Engaged civic learning has significant, positive impact on nursing students' confidence, social skills, and appreciation of diversity. Students become better equipped to recognize the causes and innovative solutions to complex social problems, while they develop critical workplace skills and practice their voices as professional nurses. They become effective change agents by participating in direct service, capacity building, advocacy, and evidence-based, participatory research.
Immersed in the community
We believe health care is a basic right –not a privilege– and a person's zip code should not determine the quality of their health. Today, there is a growing movement of committed nurses who bring healing and health equity to underserved populations all across the country and the world. Our faculty and students are immersed in the community – locally, across the region, and around the globe.
Some examples of how we engage with cross-sector partners include:
Public Health Workforce Development
Marie O’Toole, senior associate dean of academic and faculty affairs, and Jeff Brenner, MD, of the Camden Coalition of Healthcare Providers are working to ensure student nurses develop measurable knowledge and skills in population health and to address workforce development in public health nursing. Together, they built a new curriculum that exposes first-year students to community-based care, social determinants of health, complex care, and health system transformation through "Health Promotion in a Multicultural Society", a class taken by accelerated nursing students at the School of Nursing–Camden.
Healthy Head Start
Assistant professor Kathy Prihoda oversees a collaboration between our accelerated bachelor of nursing students and doctor of nursing practice students with the community, through a special focus on at-risk, pre-school populations. Prihoda and her students deliver health outreach, screenings, and education through partnerships with Head Start programs led by the Roman Catholic Diocese of Trenton, N.J. and the Center for Family Services, which provides Head Start programs throughout the city of Camden and across Camden County, N.J.
Restoring Wellbeing to People in Need
Each week, professors and nurse practitioners Kathy Jackson and Nancy Pontes help deliver patient-centered, primary care to homeless persons as part of the Project H.O.P.E. at Cathedral Kitchen effort in Camden.
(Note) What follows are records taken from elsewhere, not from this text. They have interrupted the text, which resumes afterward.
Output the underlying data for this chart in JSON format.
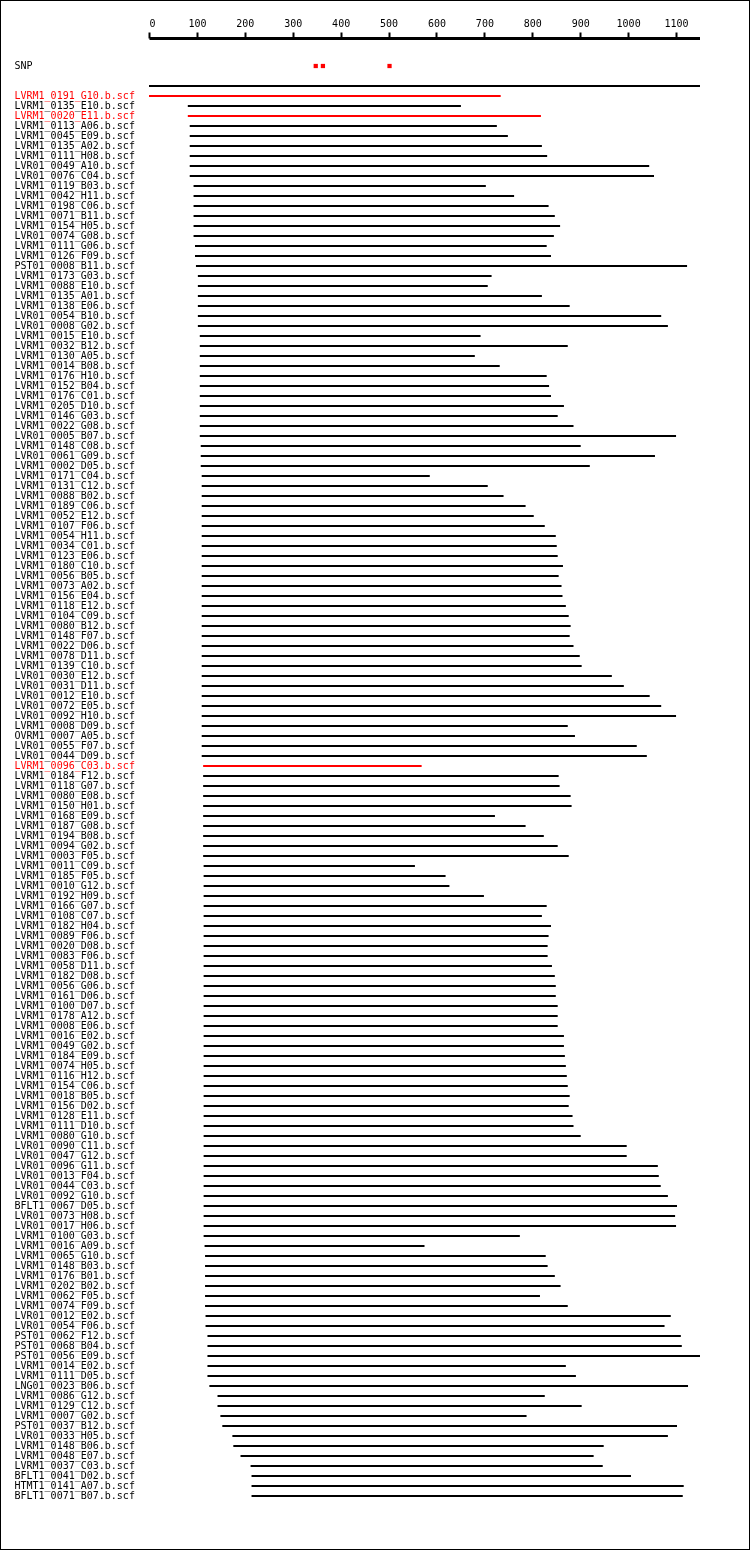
{
  "chart_data": {
    "type": "bar",
    "orientation": "horizontal",
    "xlim": [
      0,
      1150
    ],
    "xticks": [
      0,
      100,
      200,
      300,
      400,
      500,
      600,
      700,
      800,
      900,
      1000,
      1100
    ],
    "categories": [
      "SNP",
      null,
      null,
      "LVRM1_0191_G10.b.scf",
      "LVRM1_0135_E10.b.scf",
      "LVRM1_0020_E11.b.scf",
      "LVRM1_0113_A06.b.scf",
      "LVRM1_0045_E09.b.scf",
      "LVRM1_0135_A02.b.scf",
      "LVRM1_0111_H08.b.scf",
      "LVR01_0049_A10.b.scf",
      "LVR01_0076_C04.b.scf",
      "LVRM1_0119_B03.b.scf",
      "LVRM1_0042_H11.b.scf",
      "LVRM1_0198_C06.b.scf",
      "LVRM1_0071_B11.b.scf",
      "LVRM1_0154_H05.b.scf",
      "LVR01_0074_G08.b.scf",
      "LVRM1_0111_G06.b.scf",
      "LVRM1_0126_F09.b.scf",
      "PST01_0008_B11.b.scf",
      "LVRM1_0173_G03.b.scf",
      "LVRM1_0088_E10.b.scf",
      "LVRM1_0135_A01.b.scf",
      "LVRM1_0138_E06.b.scf",
      "LVR01_0054_B10.b.scf",
      "LVR01_0008_G02.b.scf",
      "LVRM1_0015_E10.b.scf",
      "LVRM1_0032_B12.b.scf",
      "LVRM1_0130_A05.b.scf",
      "LVRM1_0014_B08.b.scf",
      "LVRM1_0176_H10.b.scf",
      "LVRM1_0152_B04.b.scf",
      "LVRM1_0176_C01.b.scf",
      "LVRM1_0205_D10.b.scf",
      "LVRM1_0146_G03.b.scf",
      "LVRM1_0022_G08.b.scf",
      "LVR01_0005_B07.b.scf",
      "LVRM1_0148_C08.b.scf",
      "LVR01_0061_G09.b.scf",
      "LVRM1_0002_D05.b.scf",
      "LVRM1_0171_C04.b.scf",
      "LVRM1_0131_C12.b.scf",
      "LVRM1_0088_B02.b.scf",
      "LVRM1_0189_C06.b.scf",
      "LVRM1_0052_E12.b.scf",
      "LVRM1_0107_F06.b.scf",
      "LVRM1_0054_H11.b.scf",
      "LVRM1_0034_C01.b.scf",
      "LVRM1_0123_E06.b.scf",
      "LVRM1_0180_C10.b.scf",
      "LVRM1_0056_B05.b.scf",
      "LVRM1_0073_A02.b.scf",
      "LVRM1_0156_E04.b.scf",
      "LVRM1_0118_E12.b.scf",
      "LVRM1_0104_C09.b.scf",
      "LVRM1_0080_B12.b.scf",
      "LVRM1_0148_F07.b.scf",
      "LVRM1_0022_D06.b.scf",
      "LVRM1_0078_D11.b.scf",
      "LVRM1_0139_C10.b.scf",
      "LVR01_0030_E12.b.scf",
      "LVR01_0031_D11.b.scf",
      "LVR01_0012_E10.b.scf",
      "LVR01_0072_E05.b.scf",
      "LVR01_0092_H10.b.scf",
      "LVRM1_0008_D09.b.scf",
      "OVRM1_0007_A05.b.scf",
      "LVR01_0055_F07.b.scf",
      "LVR01_0044_D09.b.scf",
      "LVRM1_0096_C03.b.scf",
      "LVRM1_0184_F12.b.scf",
      "LVRM1_0118_G07.b.scf",
      "LVRM1_0080_E08.b.scf",
      "LVRM1_0150_H01.b.scf",
      "LVRM1_0168_E09.b.scf",
      "LVRM1_0187_G08.b.scf",
      "LVRM1_0194_B08.b.scf",
      "LVRM1_0094_G02.b.scf",
      "LVRM1_0003_F05.b.scf",
      "LVRM1_0011_C09.b.scf",
      "LVRM1_0185_F05.b.scf",
      "LVRM1_0010_G12.b.scf",
      "LVRM1_0192_H09.b.scf",
      "LVRM1_0166_G07.b.scf",
      "LVRM1_0108_C07.b.scf",
      "LVRM1_0182_H04.b.scf",
      "LVRM1_0089_F06.b.scf",
      "LVRM1_0020_D08.b.scf",
      "LVRM1_0083_F06.b.scf",
      "LVRM1_0058_D11.b.scf",
      "LVRM1_0182_D08.b.scf",
      "LVRM1_0056_G06.b.scf",
      "LVRM1_0161_D06.b.scf",
      "LVRM1_0100_D07.b.scf",
      "LVRM1_0178_A12.b.scf",
      "LVRM1_0008_E06.b.scf",
      "LVRM1_0016_E02.b.scf",
      "LVRM1_0049_G02.b.scf",
      "LVRM1_0184_E09.b.scf",
      "LVRM1_0074_H05.b.scf",
      "LVRM1_0116_H12.b.scf",
      "LVRM1_0154_C06.b.scf",
      "LVRM1_0018_B05.b.scf",
      "LVRM1_0156_D02.b.scf",
      "LVRM1_0128_E11.b.scf",
      "LVRM1_0111_D10.b.scf",
      "LVRM1_0080_G10.b.scf",
      "LVR01_0090_C11.b.scf",
      "LVR01_0047_G12.b.scf",
      "LVR01_0096_G11.b.scf",
      "LVR01_0013_F04.b.scf",
      "LVR01_0044_C03.b.scf",
      "LVR01_0092_G10.b.scf",
      "BFLT1_0067_D05.b.scf",
      "LVR01_0073_H08.b.scf",
      "LVR01_0017_H06.b.scf",
      "LVRM1_0100_G03.b.scf",
      "LVRM1_0016_A09.b.scf",
      "LVRM1_0065_G10.b.scf",
      "LVRM1_0148_B03.b.scf",
      "LVRM1_0176_B01.b.scf",
      "LVRM1_0202_B02.b.scf",
      "LVRM1_0062_F05.b.scf",
      "LVRM1_0074_F09.b.scf",
      "LVR01_0012_E02.b.scf",
      "LVR01_0054_F06.b.scf",
      "PST01_0062_F12.b.scf",
      "PST01_0068_B04.b.scf",
      "PST01_0056_E09.b.scf",
      "LVRM1_0014_E02.b.scf",
      "LVRM1_0111_D05.b.scf",
      "LNG01_0023_B06.b.scf",
      "LVRM1_0086_G12.b.scf",
      "LVRM1_0129_C12.b.scf",
      "LVRM1_0007_G02.b.scf",
      "PST01_0037_B12.b.scf",
      "LVR01_0033_H05.b.scf",
      "LVRM1_0148_B06.b.scf",
      "LVRM1_0048_E07.b.scf",
      "LVRM1_0037_C03.b.scf",
      "BFLT1_0041_D02.b.scf",
      "HTMT1_0141_A07.b.scf",
      "BFLT1_0071_B07.b.scf"
    ],
    "series": [
      {
        "base": [
          null,
          null,
          0,
          0,
          81,
          81,
          85,
          85,
          85,
          85,
          85,
          85,
          93,
          93,
          93,
          93,
          93,
          93,
          96,
          96,
          98,
          102,
          102,
          102,
          102,
          102,
          102,
          106,
          106,
          106,
          106,
          106,
          106,
          106,
          106,
          106,
          106,
          106,
          108,
          108,
          108,
          110,
          110,
          110,
          110,
          110,
          110,
          110,
          110,
          110,
          110,
          110,
          110,
          110,
          110,
          110,
          110,
          110,
          110,
          110,
          110,
          110,
          110,
          110,
          110,
          110,
          110,
          110,
          110,
          110,
          113,
          113,
          113,
          113,
          113,
          113,
          113,
          113,
          113,
          113,
          114,
          114,
          114,
          114,
          114,
          114,
          114,
          114,
          114,
          114,
          114,
          114,
          114,
          114,
          114,
          114,
          114,
          114,
          114,
          114,
          114,
          114,
          114,
          114,
          114,
          114,
          114,
          114,
          114,
          114,
          114,
          114,
          114,
          114,
          114,
          114,
          114,
          114,
          116,
          117,
          117,
          117,
          117,
          117,
          117,
          118,
          118,
          122,
          122,
          122,
          122,
          122,
          126,
          143,
          143,
          149,
          153,
          174,
          176,
          191,
          212,
          214,
          214,
          214
        ],
        "values": [
          null,
          null,
          1150,
          734,
          570,
          737,
          641,
          664,
          735,
          746,
          959,
          969,
          610,
          669,
          741,
          754,
          765,
          752,
          734,
          743,
          1025,
          613,
          605,
          718,
          776,
          967,
          981,
          586,
          768,
          574,
          626,
          724,
          729,
          733,
          760,
          747,
          780,
          994,
          793,
          948,
          812,
          476,
          597,
          630,
          676,
          693,
          716,
          739,
          741,
          743,
          754,
          745,
          751,
          753,
          760,
          766,
          770,
          768,
          776,
          789,
          793,
          856,
          881,
          935,
          959,
          990,
          764,
          779,
          908,
          929,
          456,
          742,
          744,
          767,
          769,
          609,
          673,
          711,
          740,
          763,
          441,
          505,
          513,
          585,
          716,
          706,
          725,
          720,
          718,
          718,
          727,
          733,
          735,
          735,
          739,
          739,
          739,
          752,
          752,
          754,
          756,
          758,
          760,
          764,
          762,
          770,
          772,
          787,
          883,
          883,
          948,
          950,
          954,
          969,
          988,
          984,
          986,
          660,
          459,
          711,
          715,
          730,
          742,
          699,
          757,
          971,
          958,
          988,
          990,
          1028,
          748,
          769,
          999,
          683,
          760,
          639,
          949,
          909,
          773,
          737,
          735,
          792,
          902,
          900
        ],
        "colors": [
          null,
          null,
          "#000000",
          "#ff0000",
          "#000000",
          "#ff0000",
          "#000000",
          "#000000",
          "#000000",
          "#000000",
          "#000000",
          "#000000",
          "#000000",
          "#000000",
          "#000000",
          "#000000",
          "#000000",
          "#000000",
          "#000000",
          "#000000",
          "#000000",
          "#000000",
          "#000000",
          "#000000",
          "#000000",
          "#000000",
          "#000000",
          "#000000",
          "#000000",
          "#000000",
          "#000000",
          "#000000",
          "#000000",
          "#000000",
          "#000000",
          "#000000",
          "#000000",
          "#000000",
          "#000000",
          "#000000",
          "#000000",
          "#000000",
          "#000000",
          "#000000",
          "#000000",
          "#000000",
          "#000000",
          "#000000",
          "#000000",
          "#000000",
          "#000000",
          "#000000",
          "#000000",
          "#000000",
          "#000000",
          "#000000",
          "#000000",
          "#000000",
          "#000000",
          "#000000",
          "#000000",
          "#000000",
          "#000000",
          "#000000",
          "#000000",
          "#000000",
          "#000000",
          "#000000",
          "#000000",
          "#000000",
          "#ff0000",
          "#000000",
          "#000000",
          "#000000",
          "#000000",
          "#000000",
          "#000000",
          "#000000",
          "#000000",
          "#000000",
          "#000000",
          "#000000",
          "#000000",
          "#000000",
          "#000000",
          "#000000",
          "#000000",
          "#000000",
          "#000000",
          "#000000",
          "#000000",
          "#000000",
          "#000000",
          "#000000",
          "#000000",
          "#000000",
          "#000000",
          "#000000",
          "#000000",
          "#000000",
          "#000000",
          "#000000",
          "#000000",
          "#000000",
          "#000000",
          "#000000",
          "#000000",
          "#000000",
          "#000000",
          "#000000",
          "#000000",
          "#000000",
          "#000000",
          "#000000",
          "#000000",
          "#000000",
          "#000000",
          "#000000",
          "#000000",
          "#000000",
          "#000000",
          "#000000",
          "#000000",
          "#000000",
          "#000000",
          "#000000",
          "#000000",
          "#000000",
          "#000000",
          "#000000",
          "#000000",
          "#000000",
          "#000000",
          "#000000",
          "#000000",
          "#000000",
          "#000000",
          "#000000",
          "#000000",
          "#000000",
          "#000000",
          "#000000",
          "#000000",
          "#000000"
        ]
      },
      {
        "type": "scatter",
        "marker": "square",
        "color": "#ff0000",
        "x": [
          "SNP",
          "SNP",
          "SNP"
        ],
        "values": [
          348,
          363,
          502
        ]
      }
    ]
  }
}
Our innovative faculty-practice partnership with this Federally Qualified Health Center (FQHC) expands the school's public health reach, brings healing to people in need, and inspires our learning community to address complex social problems.
Food Deserts, Nutrition, and Poverty
Camden is considered a food desert by the USDA because just one supermarket serves the city of 77,000 where two out of every five people live below the poverty level. Professor Kathy Jackson works with the New Jersey Farmers Against Hunger and the Housing Authority of the City of Camden to make fresh produce affordable and accessible across neighborhoods in Camden, with the goal of reducing hunger and improving well-being.
Get Healthy Camden
Professor Marie O’Toole, senior associate dean of academic and faculty affairs, serves on the Executive Committee of Get Healthy Camden, a project of the Camden Collaborative Initiative, a consortium of governmental, non-profit, private, and community-based agencies that plan and implement innovative strategies to improve the quality of life in Camden. A recent initiative includes connecting common interests and goals around the New Jersey Department of Health's State Health Assessment Data (NJSHAD) System, which provides access to public health datasets, statistics, and information on the health status of New Jerseyans. Another recent effort, Connect the Lots, activates vacant spaces to offer cultural, artistic, and recreational activity in a safe and welcoming environment for people living in Camden.
Human Trafficking and Nurse Education
Assistant professors Dr. Renee Cantwell and Dr. Jeanann Sousou are working locally and statewide to raise awareness about the physical and emotional issues related to human trafficking and sexual exploitation. They are actively gathering data from nurses across New Jersey in order to develop educational and professional development programs for nurses who care for victims of human trafficking.
Young Mothers and Children At-Risk
Wanda Williams, an assistant professor in the School of Nursing–Camden, and her students work with young mothers enrolled in the TIP program – a federally-funded initiative to improve parenting skills and offer welfare-to-work support to expectant women and new mothers. Dr. Williams' research interests include using a faith-based approach to offer health behavior interventions for African American girls and women.
Health Education and Screenings
Patricia Suplee, an associate professor and nationally-recognized expert in maternal health and nursing education, has devoted her career to helping our neighbors in need across the City of Camden. Each semester, Suplee and students enrolled in her "Nursing of Women and the Childbearing Family" course conduct community outreach to deliver health education and screenings. Partners have included places of worship, soup kitchens, homeless shelters, and libraries across the southern New Jersey region.
Having fun while doing good
More than ever, nurses are using their influence and knowledge to advance the frontlines of heath care practice, policy, and patient outcomes. Our Rutgers–Camden Student Nurses' Association (SNA) is a local, student-run organization that encourages students to expand their roles as nurse leaders and patient advocates by working to make a positive impact on people who live in Camden, N.J. The SNA supports classmates and promotes health equity by forging partnerships with social enterprises such as soup kitchens, places of worship, and community groups in the City of Camden and beyond.